June 14, 2013
On Wednesday, the U.S. Supreme Court decided against a biotech firm that had sought to patent the locations and mutations of the BRAC 1 and BRAC 2 genes, which are associated with an increased risk in breast and ovarian cancer in women. A patent would have given the company, Myriad Genetics, control and a lucrative stake in certain types of tests and treatments for these cancers.
As I have written about previously, the application of intellectual property protections to living things is an issue that is increasing in complexity, importance and relevance. This is especially true where human health is concerned.

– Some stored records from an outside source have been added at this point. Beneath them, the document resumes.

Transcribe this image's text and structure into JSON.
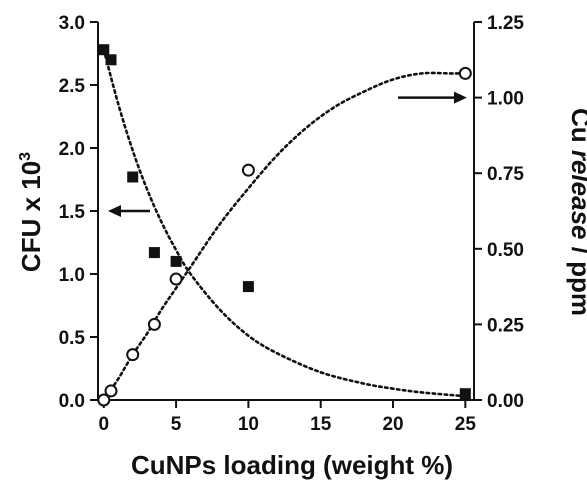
{
  "chart_data": {
    "type": "scatter",
    "xlabel": "CuNPs loading (weight %)",
    "ylabel_left": {
      "main": "CFU x 10",
      "sup": "3"
    },
    "ylabel_right": {
      "prefix": "Cu ",
      "italic": "release",
      "suffix": " / ppm"
    },
    "x_ticks": [
      "0",
      "5",
      "10",
      "15",
      "20",
      "25"
    ],
    "x_tick_values": [
      0,
      5,
      10,
      15,
      20,
      25
    ],
    "xlim": [
      -0.4,
      25.6
    ],
    "ylim_left": [
      0,
      3.0
    ],
    "ylim_right": [
      0,
      1.25
    ],
    "y_left_ticks": [
      "0.0",
      "0.5",
      "1.0",
      "1.5",
      "2.0",
      "2.5",
      "3.0"
    ],
    "y_left_tick_values": [
      0,
      0.5,
      1.0,
      1.5,
      2.0,
      2.5,
      3.0
    ],
    "y_right_ticks": [
      "0.00",
      "0.25",
      "0.50",
      "0.75",
      "1.00",
      "1.25"
    ],
    "y_right_tick_values": [
      0,
      0.25,
      0.5,
      0.75,
      1.0,
      1.25
    ],
    "grid": false,
    "series": [
      {
        "axis": "left",
        "marker": "filled-square",
        "x": [
          0,
          0.5,
          2,
          3.5,
          5,
          10,
          25
        ],
        "y": [
          2.78,
          2.7,
          1.77,
          1.17,
          1.1,
          0.9,
          0.05
        ]
      },
      {
        "axis": "right",
        "marker": "open-circle",
        "x": [
          0,
          0.5,
          2,
          3.5,
          5,
          10,
          25
        ],
        "y": [
          0.0,
          0.03,
          0.15,
          0.25,
          0.4,
          0.76,
          1.08
        ]
      }
    ],
    "fit_curves": [
      {
        "axis": "left",
        "style": "dotted",
        "x": [
          0,
          1,
          2,
          3,
          4,
          5,
          6,
          8,
          10,
          12,
          15,
          18,
          20,
          22,
          25
        ],
        "y": [
          2.78,
          2.35,
          1.98,
          1.67,
          1.41,
          1.19,
          1.0,
          0.72,
          0.51,
          0.37,
          0.22,
          0.13,
          0.09,
          0.06,
          0.03
        ]
      },
      {
        "axis": "right",
        "style": "dotted",
        "x": [
          0,
          1,
          2,
          3,
          4,
          5,
          6,
          8,
          10,
          12,
          14,
          16,
          18,
          20,
          22,
          24,
          25
        ],
        "y": [
          0.0,
          0.07,
          0.15,
          0.22,
          0.3,
          0.37,
          0.44,
          0.58,
          0.7,
          0.81,
          0.9,
          0.97,
          1.02,
          1.06,
          1.08,
          1.08,
          1.08
        ]
      }
    ],
    "annotations": [
      {
        "type": "arrow",
        "direction": "left",
        "points_to": "left-axis"
      },
      {
        "type": "arrow",
        "direction": "right",
        "points_to": "right-axis"
      }
    ],
    "colors": {
      "ink": "#111111"
    }
  }
}
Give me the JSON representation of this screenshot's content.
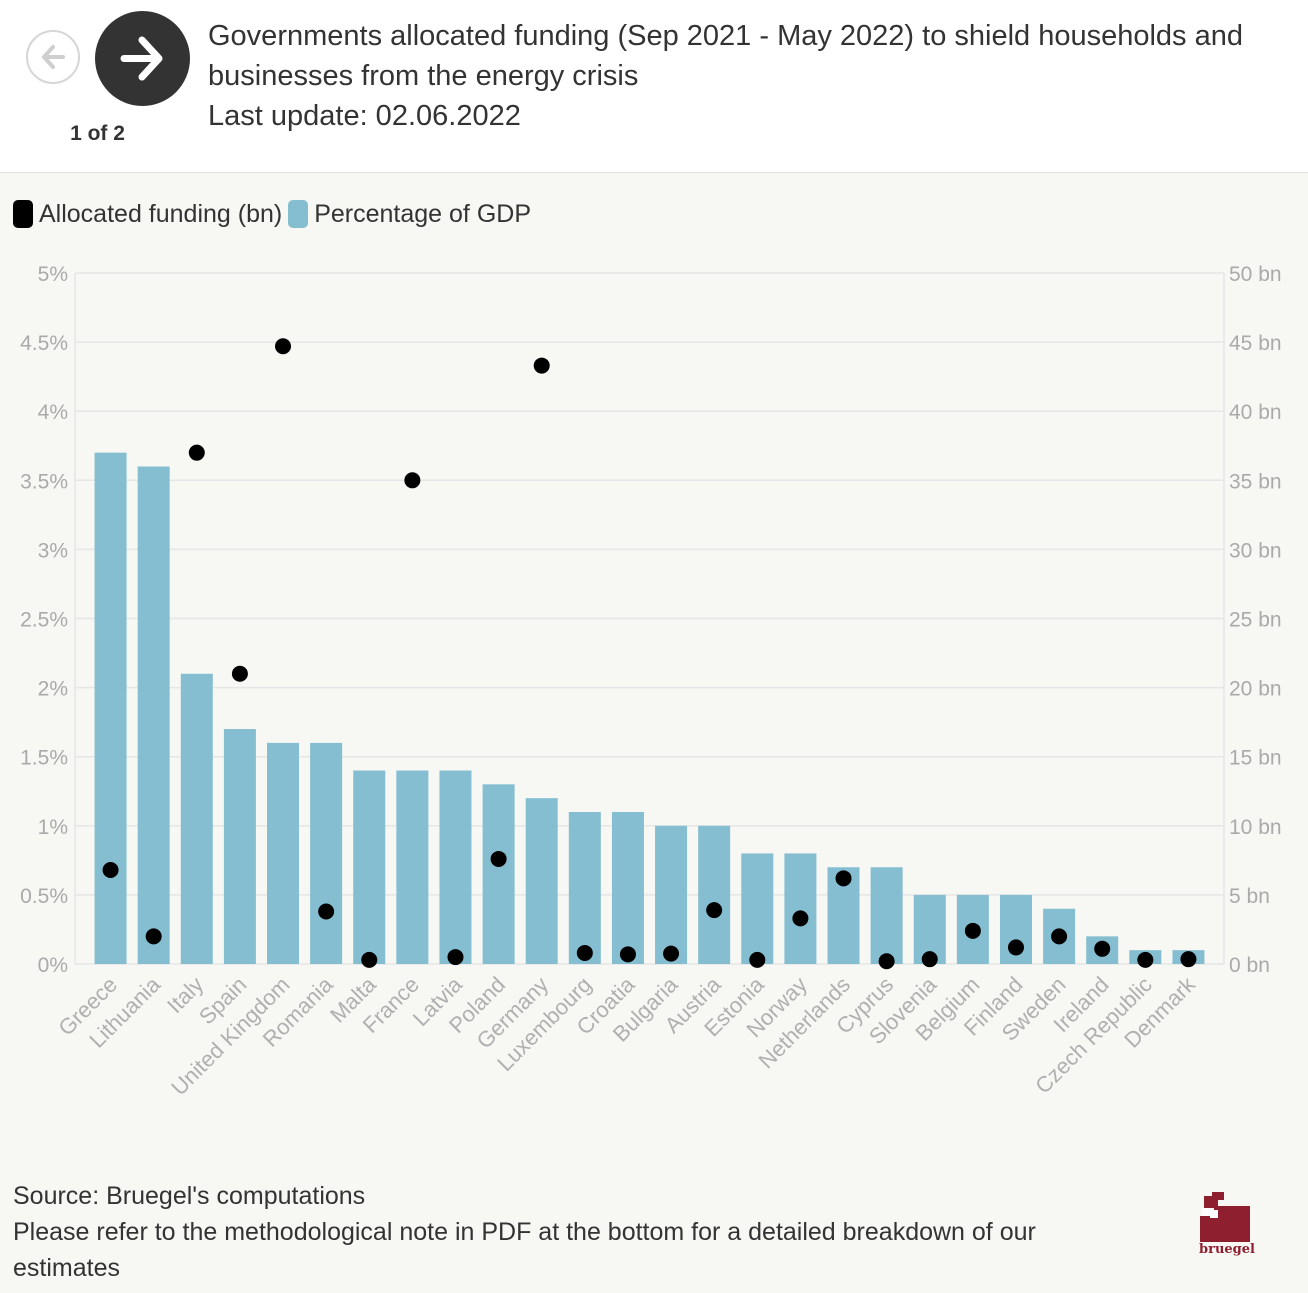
{
  "header": {
    "title_lines": [
      "Governments allocated funding (Sep 2021 - May 2022) to shield households and",
      "businesses from the energy crisis",
      "Last update: 02.06.2022"
    ],
    "pager": "1 of 2"
  },
  "legend": {
    "items": [
      {
        "label": "Allocated funding (bn)",
        "color": "#000000"
      },
      {
        "label": "Percentage of GDP",
        "color": "#84bed0"
      }
    ]
  },
  "chart_data": {
    "type": "bar",
    "categories": [
      "Greece",
      "Lithuania",
      "Italy",
      "Spain",
      "United Kingdom",
      "Romania",
      "Malta",
      "France",
      "Latvia",
      "Poland",
      "Germany",
      "Luxembourg",
      "Croatia",
      "Bulgaria",
      "Austria",
      "Estonia",
      "Norway",
      "Netherlands",
      "Cyprus",
      "Slovenia",
      "Belgium",
      "Finland",
      "Sweden",
      "Ireland",
      "Czech Republic",
      "Denmark"
    ],
    "series": [
      {
        "name": "Percentage of GDP",
        "kind": "bar",
        "axis": "left",
        "color": "#84bed0",
        "values": [
          3.7,
          3.6,
          2.1,
          1.7,
          1.6,
          1.6,
          1.4,
          1.4,
          1.4,
          1.3,
          1.2,
          1.1,
          1.1,
          1.0,
          1.0,
          0.8,
          0.8,
          0.7,
          0.7,
          0.5,
          0.5,
          0.5,
          0.4,
          0.2,
          0.1,
          0.1
        ]
      },
      {
        "name": "Allocated funding (bn)",
        "kind": "dot",
        "axis": "right",
        "color": "#000000",
        "values": [
          6.8,
          2.0,
          37.0,
          21.0,
          44.7,
          3.8,
          0.3,
          35.0,
          0.5,
          7.6,
          43.3,
          0.8,
          0.7,
          0.75,
          3.9,
          0.3,
          3.3,
          6.2,
          0.2,
          0.35,
          2.4,
          1.2,
          2.0,
          1.1,
          0.3,
          0.35
        ]
      }
    ],
    "left_axis": {
      "min": 0,
      "max": 5,
      "ticks": [
        "0%",
        "0.5%",
        "1%",
        "1.5%",
        "2%",
        "2.5%",
        "3%",
        "3.5%",
        "4%",
        "4.5%",
        "5%"
      ]
    },
    "right_axis": {
      "min": 0,
      "max": 50,
      "ticks": [
        "0 bn",
        "5 bn",
        "10 bn",
        "15 bn",
        "20 bn",
        "25 bn",
        "30 bn",
        "35 bn",
        "40 bn",
        "45 bn",
        "50 bn"
      ]
    },
    "grid": true,
    "legend_position": "top-left"
  },
  "footer": {
    "lines": [
      "Source: Bruegel's computations",
      "Please refer to the methodological note in PDF at the bottom for a detailed breakdown of our",
      "estimates"
    ]
  },
  "logo": {
    "text": "bruegel",
    "color": "#8e1f2f"
  }
}
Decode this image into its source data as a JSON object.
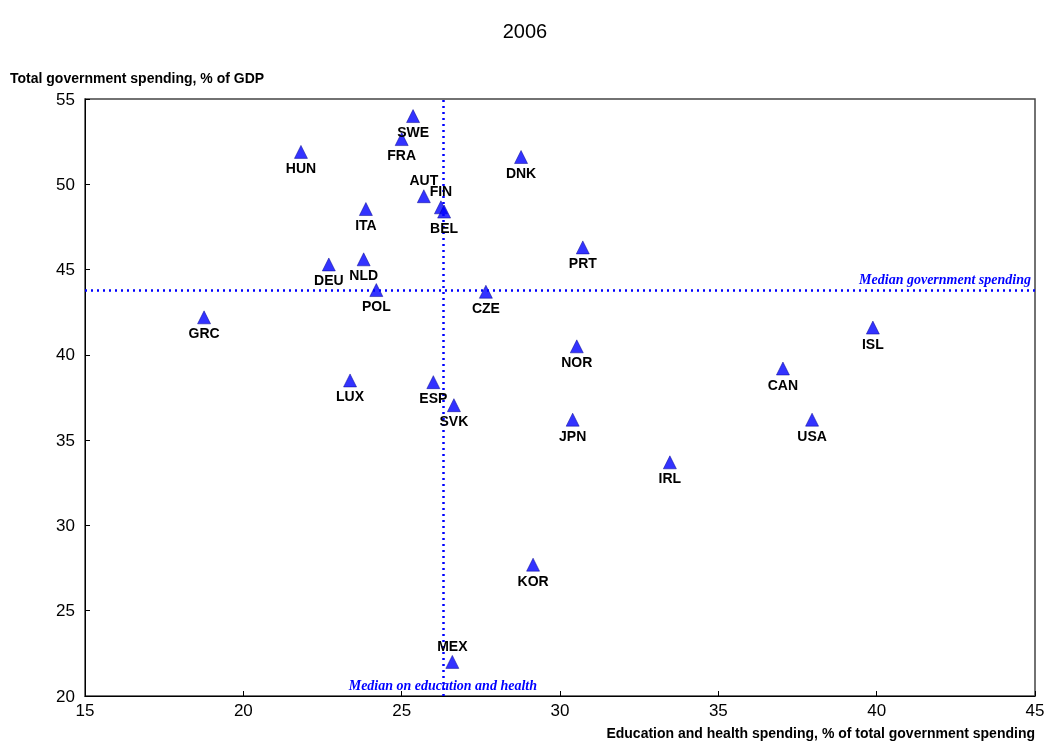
{
  "chart_data": {
    "type": "scatter",
    "title": "2006",
    "xlabel": "Education and health spending, % of total government spending",
    "ylabel": "Total government spending, % of GDP",
    "x": [
      25.36,
      25.0,
      21.82,
      28.77,
      25.7,
      26.24,
      26.34,
      23.87,
      23.8,
      22.7,
      24.2,
      27.66,
      30.72,
      18.76,
      30.53,
      39.88,
      37.04,
      37.96,
      23.37,
      26.0,
      26.65,
      30.4,
      33.47,
      29.15,
      26.6
    ],
    "series": [
      {
        "color": "#0000ff",
        "values": [
          54.0,
          52.65,
          51.9,
          51.6,
          49.3,
          48.65,
          48.4,
          48.55,
          45.6,
          45.3,
          43.8,
          43.7,
          46.3,
          42.2,
          40.5,
          41.6,
          39.2,
          36.2,
          38.5,
          38.4,
          37.05,
          36.2,
          33.7,
          27.7,
          22.0
        ]
      }
    ],
    "annotations": [
      {
        "text": "SWE",
        "x": 25.36,
        "y": 54.0
      },
      {
        "text": "FRA",
        "x": 25.0,
        "y": 52.65
      },
      {
        "text": "HUN",
        "x": 21.82,
        "y": 51.9
      },
      {
        "text": "DNK",
        "x": 28.77,
        "y": 51.6
      },
      {
        "text": "AUT",
        "x": 25.7,
        "y": 49.3
      },
      {
        "text": "FIN",
        "x": 26.24,
        "y": 48.65
      },
      {
        "text": "BEL",
        "x": 26.34,
        "y": 48.4
      },
      {
        "text": "ITA",
        "x": 23.87,
        "y": 48.55
      },
      {
        "text": "NLD",
        "x": 23.8,
        "y": 45.6
      },
      {
        "text": "DEU",
        "x": 22.7,
        "y": 45.3
      },
      {
        "text": "POL",
        "x": 24.2,
        "y": 43.8
      },
      {
        "text": "CZE",
        "x": 27.66,
        "y": 43.7
      },
      {
        "text": "PRT",
        "x": 30.72,
        "y": 46.3
      },
      {
        "text": "GRC",
        "x": 18.76,
        "y": 42.2
      },
      {
        "text": "NOR",
        "x": 30.53,
        "y": 40.5
      },
      {
        "text": "ISL",
        "x": 39.88,
        "y": 41.6
      },
      {
        "text": "CAN",
        "x": 37.04,
        "y": 39.2
      },
      {
        "text": "USA",
        "x": 37.96,
        "y": 36.2
      },
      {
        "text": "LUX",
        "x": 23.37,
        "y": 38.5
      },
      {
        "text": "ESP",
        "x": 26.0,
        "y": 38.4
      },
      {
        "text": "SVK",
        "x": 26.65,
        "y": 37.05
      },
      {
        "text": "JPN",
        "x": 30.4,
        "y": 36.2
      },
      {
        "text": "IRL",
        "x": 33.47,
        "y": 33.7
      },
      {
        "text": "KOR",
        "x": 29.15,
        "y": 27.7
      },
      {
        "text": "MEX",
        "x": 26.6,
        "y": 22.0
      }
    ],
    "ref_lines": [
      {
        "axis": "y",
        "value": 43.8,
        "label": "Median government spending",
        "color": "#0000ff",
        "line_style": "dotted"
      },
      {
        "axis": "x",
        "value": 26.3,
        "label": "Median on education and health",
        "color": "#0000ff",
        "line_style": "dotted"
      }
    ],
    "xlim": [
      15,
      45
    ],
    "xticks": [
      15,
      20,
      25,
      30,
      35,
      40,
      45
    ],
    "ylim": [
      20,
      55
    ],
    "yticks": [
      20,
      25,
      30,
      35,
      40,
      45,
      50,
      55
    ],
    "marker": "triangle",
    "grid": false
  }
}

As the field of medicine develops more and more genetic-based tests, stem cell treatments and the like, our legal system has struggled with how to best reward companies for making important breakthroughs without becoming “Gattaca” or a nightmare George Orwell might have had.
Although other cases have been thorny brambles of ethical, philosophical and moral issues – to say nothing of convoluted legal arguments and theories – my initial reaction to the Myriad Genetics decision is that it was not one of those cases.
What interested me about this case is that it seems to have been decided on a fairly basic premise of patent law. Myriad performed a very useful service by finding these genes, the court wrote, but it did not actually invent anything. Therefore, it has no right to a patent in this circumstance.
(To greatly oversimplify this doctrine, no one could patent, say, a wildflower, because it was not invented by anyone but nature. A new hybrid of rose, however, could most likely be patented, since it came into existence thanks to human ingenuity and intervention.)
As is always the case with these kind of decisions, we certainly have not heard the last word on this issue.